Keywords: Urbanization; Amazônia; Geography; Amazônia.


Resumen

La complejidad del proceso de urbanización de la Amazonia ha llevado a estudios que poco han conseguido comprender su totalidad, por utilizar conceptos geográficos que no consiguen abarcar todo el universo de la investigación. Milton Santos a partir del desarrollo de una teoría para la geografía, construyó una base de teorización embasada en la producción del espacio, a partir de la identificación de categorías analíticas que reproducen no alcance de las ideas, la totalidad de los procesos tal como se reproducen en la realidad. Siendo así, este artículo busca demostrar cómo se dá la evolución de la geografía como ciencia y las contribuciones de la teoría miltoniana para una comprensión de la lectura sobre la construcción de los espacios urbanos amazónicos.

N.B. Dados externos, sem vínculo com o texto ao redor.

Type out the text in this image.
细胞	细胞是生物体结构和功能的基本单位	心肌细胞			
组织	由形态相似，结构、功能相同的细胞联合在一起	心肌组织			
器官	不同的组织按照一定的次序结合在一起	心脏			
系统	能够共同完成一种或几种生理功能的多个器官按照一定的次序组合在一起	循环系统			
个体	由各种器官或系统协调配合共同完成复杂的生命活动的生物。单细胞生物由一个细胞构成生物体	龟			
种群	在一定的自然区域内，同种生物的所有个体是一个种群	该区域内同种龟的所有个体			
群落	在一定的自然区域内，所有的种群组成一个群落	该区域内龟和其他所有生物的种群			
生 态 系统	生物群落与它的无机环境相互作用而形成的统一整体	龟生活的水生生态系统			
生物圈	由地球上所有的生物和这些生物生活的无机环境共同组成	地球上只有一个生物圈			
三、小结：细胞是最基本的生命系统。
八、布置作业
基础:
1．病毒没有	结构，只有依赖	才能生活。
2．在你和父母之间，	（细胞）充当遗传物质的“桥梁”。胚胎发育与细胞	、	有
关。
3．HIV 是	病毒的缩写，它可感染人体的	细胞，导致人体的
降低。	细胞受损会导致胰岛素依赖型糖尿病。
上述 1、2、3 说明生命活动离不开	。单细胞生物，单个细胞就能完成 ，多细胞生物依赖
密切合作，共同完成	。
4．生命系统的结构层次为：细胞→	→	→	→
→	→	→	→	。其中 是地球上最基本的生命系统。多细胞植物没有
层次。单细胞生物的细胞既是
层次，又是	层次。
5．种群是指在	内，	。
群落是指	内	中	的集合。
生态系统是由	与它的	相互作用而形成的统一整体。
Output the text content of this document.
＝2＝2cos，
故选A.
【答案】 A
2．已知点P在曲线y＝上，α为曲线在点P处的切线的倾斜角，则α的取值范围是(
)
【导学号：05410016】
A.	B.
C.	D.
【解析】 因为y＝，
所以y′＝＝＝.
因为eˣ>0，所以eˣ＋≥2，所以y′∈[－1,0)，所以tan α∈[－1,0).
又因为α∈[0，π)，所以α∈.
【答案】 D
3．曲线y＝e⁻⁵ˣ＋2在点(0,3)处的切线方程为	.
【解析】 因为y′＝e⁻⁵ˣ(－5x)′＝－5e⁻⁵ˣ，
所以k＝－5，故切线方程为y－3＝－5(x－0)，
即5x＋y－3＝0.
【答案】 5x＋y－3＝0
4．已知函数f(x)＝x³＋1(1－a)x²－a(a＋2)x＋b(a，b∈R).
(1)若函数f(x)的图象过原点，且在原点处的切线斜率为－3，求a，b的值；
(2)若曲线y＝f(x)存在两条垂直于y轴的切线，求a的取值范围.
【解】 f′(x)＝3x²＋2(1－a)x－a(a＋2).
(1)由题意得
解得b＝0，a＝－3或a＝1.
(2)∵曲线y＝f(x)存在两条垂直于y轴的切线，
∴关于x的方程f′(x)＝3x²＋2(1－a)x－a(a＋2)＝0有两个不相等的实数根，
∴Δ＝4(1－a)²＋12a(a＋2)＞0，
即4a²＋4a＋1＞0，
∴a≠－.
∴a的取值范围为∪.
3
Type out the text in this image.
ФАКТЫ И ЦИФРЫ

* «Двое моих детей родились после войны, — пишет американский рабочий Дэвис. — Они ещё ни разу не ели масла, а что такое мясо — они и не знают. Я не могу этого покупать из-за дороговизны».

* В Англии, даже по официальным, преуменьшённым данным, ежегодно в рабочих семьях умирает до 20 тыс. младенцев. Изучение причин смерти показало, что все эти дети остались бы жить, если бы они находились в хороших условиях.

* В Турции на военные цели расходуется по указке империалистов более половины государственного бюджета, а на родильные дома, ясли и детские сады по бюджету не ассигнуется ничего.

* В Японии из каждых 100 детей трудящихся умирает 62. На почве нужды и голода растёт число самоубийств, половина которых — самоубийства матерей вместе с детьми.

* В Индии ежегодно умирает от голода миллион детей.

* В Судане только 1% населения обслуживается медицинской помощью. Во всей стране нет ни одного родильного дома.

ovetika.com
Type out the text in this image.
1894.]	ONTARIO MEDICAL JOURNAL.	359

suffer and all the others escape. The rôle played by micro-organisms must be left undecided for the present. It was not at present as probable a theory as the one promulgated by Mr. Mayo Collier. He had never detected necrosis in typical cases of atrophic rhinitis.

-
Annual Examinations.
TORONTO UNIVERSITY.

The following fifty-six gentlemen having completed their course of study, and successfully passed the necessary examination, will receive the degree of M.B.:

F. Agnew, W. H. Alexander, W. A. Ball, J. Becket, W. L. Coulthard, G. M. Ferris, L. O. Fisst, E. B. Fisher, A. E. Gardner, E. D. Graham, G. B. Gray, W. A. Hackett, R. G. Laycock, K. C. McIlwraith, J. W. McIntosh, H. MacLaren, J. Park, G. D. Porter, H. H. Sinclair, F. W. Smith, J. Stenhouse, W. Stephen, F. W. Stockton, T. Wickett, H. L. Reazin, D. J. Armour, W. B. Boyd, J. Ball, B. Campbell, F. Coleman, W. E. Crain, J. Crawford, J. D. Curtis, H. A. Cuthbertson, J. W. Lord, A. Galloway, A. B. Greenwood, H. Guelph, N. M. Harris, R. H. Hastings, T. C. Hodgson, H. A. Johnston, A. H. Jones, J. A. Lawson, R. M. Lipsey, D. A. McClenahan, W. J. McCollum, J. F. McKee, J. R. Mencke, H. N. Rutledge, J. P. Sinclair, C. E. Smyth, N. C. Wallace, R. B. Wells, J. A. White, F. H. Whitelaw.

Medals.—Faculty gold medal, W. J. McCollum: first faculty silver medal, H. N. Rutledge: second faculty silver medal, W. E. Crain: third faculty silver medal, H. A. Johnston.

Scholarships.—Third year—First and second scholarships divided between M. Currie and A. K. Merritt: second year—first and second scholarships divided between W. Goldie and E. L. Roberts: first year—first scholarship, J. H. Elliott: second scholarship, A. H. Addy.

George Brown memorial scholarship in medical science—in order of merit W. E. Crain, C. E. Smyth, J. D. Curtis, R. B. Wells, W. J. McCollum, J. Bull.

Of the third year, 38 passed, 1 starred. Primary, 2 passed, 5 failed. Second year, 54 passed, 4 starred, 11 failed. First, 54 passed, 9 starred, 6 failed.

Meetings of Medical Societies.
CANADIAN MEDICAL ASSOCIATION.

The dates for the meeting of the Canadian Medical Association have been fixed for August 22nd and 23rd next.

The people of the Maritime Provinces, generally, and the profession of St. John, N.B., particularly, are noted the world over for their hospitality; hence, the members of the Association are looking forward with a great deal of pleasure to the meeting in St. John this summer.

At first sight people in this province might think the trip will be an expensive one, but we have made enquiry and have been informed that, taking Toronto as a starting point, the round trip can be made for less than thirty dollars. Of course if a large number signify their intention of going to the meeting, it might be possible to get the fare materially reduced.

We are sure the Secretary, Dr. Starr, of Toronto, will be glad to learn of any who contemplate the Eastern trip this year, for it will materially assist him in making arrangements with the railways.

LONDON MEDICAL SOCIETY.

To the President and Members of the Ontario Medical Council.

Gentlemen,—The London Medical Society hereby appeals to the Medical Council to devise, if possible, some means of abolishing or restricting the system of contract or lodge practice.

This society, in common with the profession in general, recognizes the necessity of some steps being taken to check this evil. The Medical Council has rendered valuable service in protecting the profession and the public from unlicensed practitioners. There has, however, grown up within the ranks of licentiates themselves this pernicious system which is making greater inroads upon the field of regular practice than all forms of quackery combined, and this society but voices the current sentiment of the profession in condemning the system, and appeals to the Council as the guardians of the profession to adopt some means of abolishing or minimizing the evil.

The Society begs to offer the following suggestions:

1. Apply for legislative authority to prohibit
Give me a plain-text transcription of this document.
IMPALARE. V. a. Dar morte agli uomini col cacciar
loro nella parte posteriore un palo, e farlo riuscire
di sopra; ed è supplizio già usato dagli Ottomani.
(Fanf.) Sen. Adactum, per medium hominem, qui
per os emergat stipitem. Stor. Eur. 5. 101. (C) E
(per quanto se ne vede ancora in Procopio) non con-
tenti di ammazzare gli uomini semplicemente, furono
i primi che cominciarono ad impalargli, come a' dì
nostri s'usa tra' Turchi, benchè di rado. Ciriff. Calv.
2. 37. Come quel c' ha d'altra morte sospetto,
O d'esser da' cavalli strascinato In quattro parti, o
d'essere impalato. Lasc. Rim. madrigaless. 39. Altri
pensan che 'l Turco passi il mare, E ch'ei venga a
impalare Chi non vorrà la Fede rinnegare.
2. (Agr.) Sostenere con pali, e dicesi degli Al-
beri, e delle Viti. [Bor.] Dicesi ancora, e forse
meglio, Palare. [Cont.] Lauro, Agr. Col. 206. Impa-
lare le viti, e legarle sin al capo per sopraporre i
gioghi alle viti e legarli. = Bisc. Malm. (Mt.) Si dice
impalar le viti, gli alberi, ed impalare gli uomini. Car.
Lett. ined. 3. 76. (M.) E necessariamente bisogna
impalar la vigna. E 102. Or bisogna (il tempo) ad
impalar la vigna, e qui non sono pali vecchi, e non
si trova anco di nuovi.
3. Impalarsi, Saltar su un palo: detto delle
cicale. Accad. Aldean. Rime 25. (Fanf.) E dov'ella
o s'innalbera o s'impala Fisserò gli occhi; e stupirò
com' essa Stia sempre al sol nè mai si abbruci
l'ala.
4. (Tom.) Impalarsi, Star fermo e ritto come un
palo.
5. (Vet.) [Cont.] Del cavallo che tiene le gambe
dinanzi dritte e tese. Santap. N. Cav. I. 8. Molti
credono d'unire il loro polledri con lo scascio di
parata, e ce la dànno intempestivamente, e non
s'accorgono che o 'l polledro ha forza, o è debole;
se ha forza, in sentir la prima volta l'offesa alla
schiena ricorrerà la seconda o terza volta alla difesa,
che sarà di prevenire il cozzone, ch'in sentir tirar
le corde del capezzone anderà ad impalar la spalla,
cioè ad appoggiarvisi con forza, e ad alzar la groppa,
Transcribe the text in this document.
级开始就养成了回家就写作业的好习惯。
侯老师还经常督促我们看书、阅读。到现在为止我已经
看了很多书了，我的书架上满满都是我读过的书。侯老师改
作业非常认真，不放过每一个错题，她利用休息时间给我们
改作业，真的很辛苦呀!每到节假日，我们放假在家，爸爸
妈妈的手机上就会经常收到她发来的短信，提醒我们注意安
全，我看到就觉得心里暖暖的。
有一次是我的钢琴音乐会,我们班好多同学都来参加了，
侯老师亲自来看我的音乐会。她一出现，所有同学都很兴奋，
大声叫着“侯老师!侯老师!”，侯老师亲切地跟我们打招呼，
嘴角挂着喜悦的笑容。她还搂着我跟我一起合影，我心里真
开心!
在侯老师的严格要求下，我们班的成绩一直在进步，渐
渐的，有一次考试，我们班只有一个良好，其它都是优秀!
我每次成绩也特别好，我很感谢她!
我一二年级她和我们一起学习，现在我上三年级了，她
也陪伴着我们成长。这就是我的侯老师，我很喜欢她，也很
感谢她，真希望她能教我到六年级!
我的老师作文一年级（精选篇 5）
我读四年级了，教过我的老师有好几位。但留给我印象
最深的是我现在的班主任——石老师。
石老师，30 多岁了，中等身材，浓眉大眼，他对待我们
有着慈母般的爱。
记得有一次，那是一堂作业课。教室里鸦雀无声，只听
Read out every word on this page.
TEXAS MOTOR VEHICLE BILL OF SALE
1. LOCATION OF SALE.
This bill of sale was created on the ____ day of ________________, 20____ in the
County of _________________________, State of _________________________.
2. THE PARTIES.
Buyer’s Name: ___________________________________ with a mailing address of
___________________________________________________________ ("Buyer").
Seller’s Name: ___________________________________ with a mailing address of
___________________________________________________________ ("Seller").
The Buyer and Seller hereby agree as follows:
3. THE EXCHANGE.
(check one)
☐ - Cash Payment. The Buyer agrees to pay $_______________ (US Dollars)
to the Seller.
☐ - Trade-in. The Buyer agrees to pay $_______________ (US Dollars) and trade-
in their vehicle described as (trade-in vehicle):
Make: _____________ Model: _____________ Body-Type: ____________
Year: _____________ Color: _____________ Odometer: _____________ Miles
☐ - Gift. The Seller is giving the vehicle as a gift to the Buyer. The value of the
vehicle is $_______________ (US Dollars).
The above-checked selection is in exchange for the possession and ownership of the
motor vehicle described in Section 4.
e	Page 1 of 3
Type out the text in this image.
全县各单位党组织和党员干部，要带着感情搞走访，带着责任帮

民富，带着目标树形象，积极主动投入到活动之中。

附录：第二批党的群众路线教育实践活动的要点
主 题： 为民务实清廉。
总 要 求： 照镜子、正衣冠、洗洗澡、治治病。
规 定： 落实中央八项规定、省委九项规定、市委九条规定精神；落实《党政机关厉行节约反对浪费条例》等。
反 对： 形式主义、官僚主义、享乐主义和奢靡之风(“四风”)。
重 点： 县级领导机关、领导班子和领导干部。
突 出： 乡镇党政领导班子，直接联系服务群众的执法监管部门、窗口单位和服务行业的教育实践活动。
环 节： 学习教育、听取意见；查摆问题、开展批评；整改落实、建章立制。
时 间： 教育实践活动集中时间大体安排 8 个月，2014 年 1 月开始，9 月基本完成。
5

Palabras-Clave: Urbanización; Amazonia; Geografía; Milton Santos.


1 - Introdução

Este artigo tem como finalidade principal responder como a teoria de Milton Santos, do espaço como instância social e seus conceitos, pode responder sobre a diversidade do urbano na Amazônia, a partir de uma reconstrução metodológica dos seus aspectos lógicos, epistemológicos e ontológicos. Visando alcançar tal objetivo, baseou-se a busca da resposta em duas leituras epistemológicas da interação do sujeito e do objeto, propostas por Oliveira Filho (1976, p. 265).

A primeira leitura epistemológica denominada genética ou diacrônica permite apresentar a estrutura do conhecimento científico, através da gênese histórica dos conceitos, teorias, explicações e técnicas científicas da ciência geográfica, que redundará numa história da ciência geográfica que não estará necessariamente, voltada a uma concepção linear. Neste primeiro momento é possível observar como as transformações referentes as questões sociais influenciaram na mudança da estrutura, nos paradigmas e conceitos da geografia, além da sua contribuição para a construção do seu objeto atual.

O segundo momento privilegia a condição atual da ciência geográfica, iniciada a partir da década de 1970, com foco no objeto atual da geografia, o espaço social, no qual é possível encontrar a razão da atividade científica da geografia, numa interação entre níveis de conhecimento científico: universo de pesquisa, sistema tecnológico (métodos e técnicas de pesquisa), sistema teórico (hipóteses, conceitos, esquemas conceituais e teorias) e metateórico (fundamentos lógicos, epistemológicos e ontológicos) Oliveira Filho (1976, p. 268).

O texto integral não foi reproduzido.